A group of a half dozen or so hang-gliding enthusiasts from the Arlington area gathered on a Scatchet Head bluff Sunday to take advantage of nearly 20-knot winds.

The wind swirled around the top of the cliff, creating something of a feather-in-a-blender effect. It gave the hang gliders plenty of time to talk technique, plan where to land on the beach when the tide went out, and steel themselves for the big step off the cliff.

Culler said he had been launching from the Scatchet Head cliffs for more than 20 years.

“It’s a very dangerous site; we try to keep people out of here. It’s an extremely dangerous launch,” Culler said.

On a scale of 5, the launch is rated a 4 in difficulty.

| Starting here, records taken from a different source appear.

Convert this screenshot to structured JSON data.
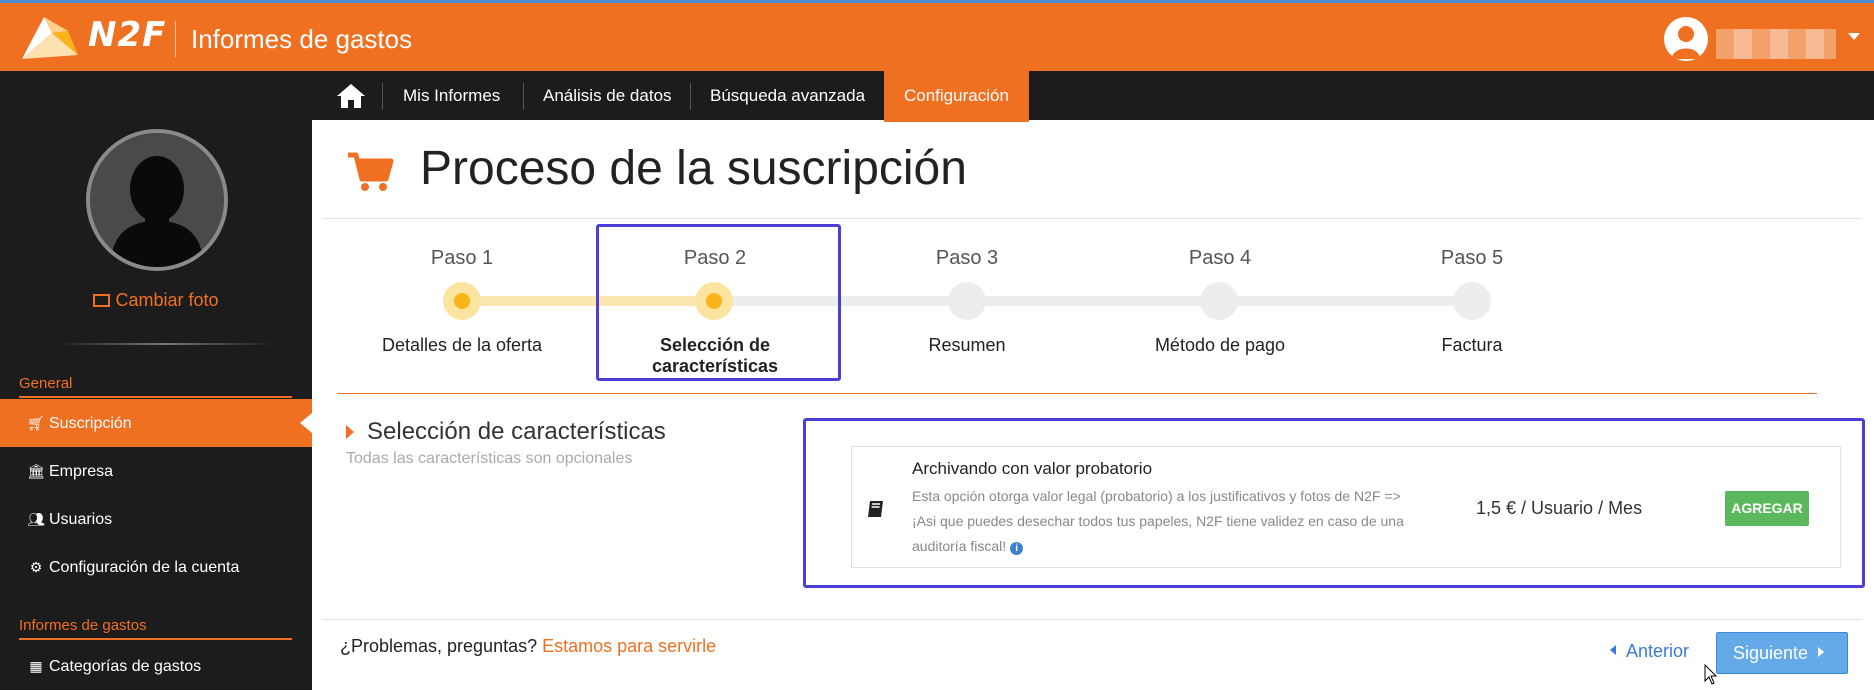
{
  "colors": {
    "brand": "#f07022",
    "dark": "#1c1c1c",
    "step_active": "#f9b51a",
    "highlight": "#4a3fd8",
    "link": "#3a7bd5",
    "success": "#5cb85c"
  },
  "header": {
    "logo_text": "N2F",
    "app_title": "Informes de gastos",
    "avatar_icon": "user-avatar-icon"
  },
  "nav": {
    "home_icon": "home-icon",
    "items": [
      {
        "label": "Mis Informes",
        "active": false
      },
      {
        "label": "Análisis de datos",
        "active": false
      },
      {
        "label": "Búsqueda avanzada",
        "active": false
      },
      {
        "label": "Configuración",
        "active": true
      }
    ]
  },
  "sidebar": {
    "change_photo": "Cambiar foto",
    "sections": [
      {
        "title": "General",
        "items": [
          {
            "label": "Suscripción",
            "icon": "cart-icon",
            "active": true
          },
          {
            "label": "Empresa",
            "icon": "bank-icon",
            "active": false
          },
          {
            "label": "Usuarios",
            "icon": "users-icon",
            "active": false
          },
          {
            "label": "Configuración de la cuenta",
            "icon": "cogs-icon",
            "active": false
          }
        ]
      },
      {
        "title": "Informes de gastos",
        "items": [
          {
            "label": "Categorías de gastos",
            "icon": "grid-icon",
            "active": false
          }
        ]
      }
    ]
  },
  "page": {
    "title": "Proceso de la suscripción",
    "icon": "cart-icon"
  },
  "steps": [
    {
      "label": "Paso 1",
      "name": "Detalles de la oferta",
      "done": true
    },
    {
      "label": "Paso 2",
      "name": "Selección de características",
      "done": true,
      "current": true
    },
    {
      "label": "Paso 3",
      "name": "Resumen",
      "done": false
    },
    {
      "label": "Paso 4",
      "name": "Método de pago",
      "done": false
    },
    {
      "label": "Paso 5",
      "name": "Factura",
      "done": false
    }
  ],
  "features": {
    "title": "Selección de características",
    "subtitle": "Todas las características son opcionales",
    "items": [
      {
        "title": "Archivando con valor probatorio",
        "desc_line1": "Esta opción otorga valor legal (probatorio) a los justificativos y fotos de N2F =>",
        "desc_line2": "¡Asi que puedes desechar todos tus papeles, N2F tiene validez en caso de una",
        "desc_line3": "auditoría fiscal!",
        "price": "1,5 € / Usuario / Mes",
        "action": "AGREGAR"
      }
    ]
  },
  "footer": {
    "help_text": "¿Problemas, preguntas?",
    "help_link": "Estamos para servirle",
    "prev": "Anterior",
    "next": "Siguiente"
  }
}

Darren Fox said there are six or seven areas on Whidbey that are good for hang gliding.

“This one is close to us, and we take care of it,” he said. “It’s something we cherish.”

Up in the air, it’s common to see eagles passing by or new Boeing jets heading back to Paine Field in the air below, he said.

“We don’t fly with the eagles, the eagles fly with us. I’ve been up there with 25 baldies,” Fox said.

Fox has been flying on the island for about 25 years.

“I can’t get enough of it,” he said.

On a good day, he can soar from Scatchet Head to Possession Point, about a mile away.

“You can see the entire Hood Canal at 1,500 feet. And the restaurant in the Space Needle from 1,000,” he said.

Hang glider enthusiasts say the sport is safe when precautions are taken. They conduct intensive checks of their craft before launching, talk extensively about wind conditions and what to expect along specific parts of the cliff, and help each other keep their balance on the edge of a cliff with a glider that costs roughly $5,000, weighs 75 pounds and has a wingspan of about 32 feet.

Each hang glider also wears a parachute strapped to himself.

“We’re not dumb,” Fox said.

“They’re built strong,” he says of his glider. “But anything can happen.”

There is a bit of anxiousness about launching from Scatchet Head, he admitted.

“Fear keeps you alive. Without fear, you do something stupid. But it’s minimal, you get used to it,” Fox said.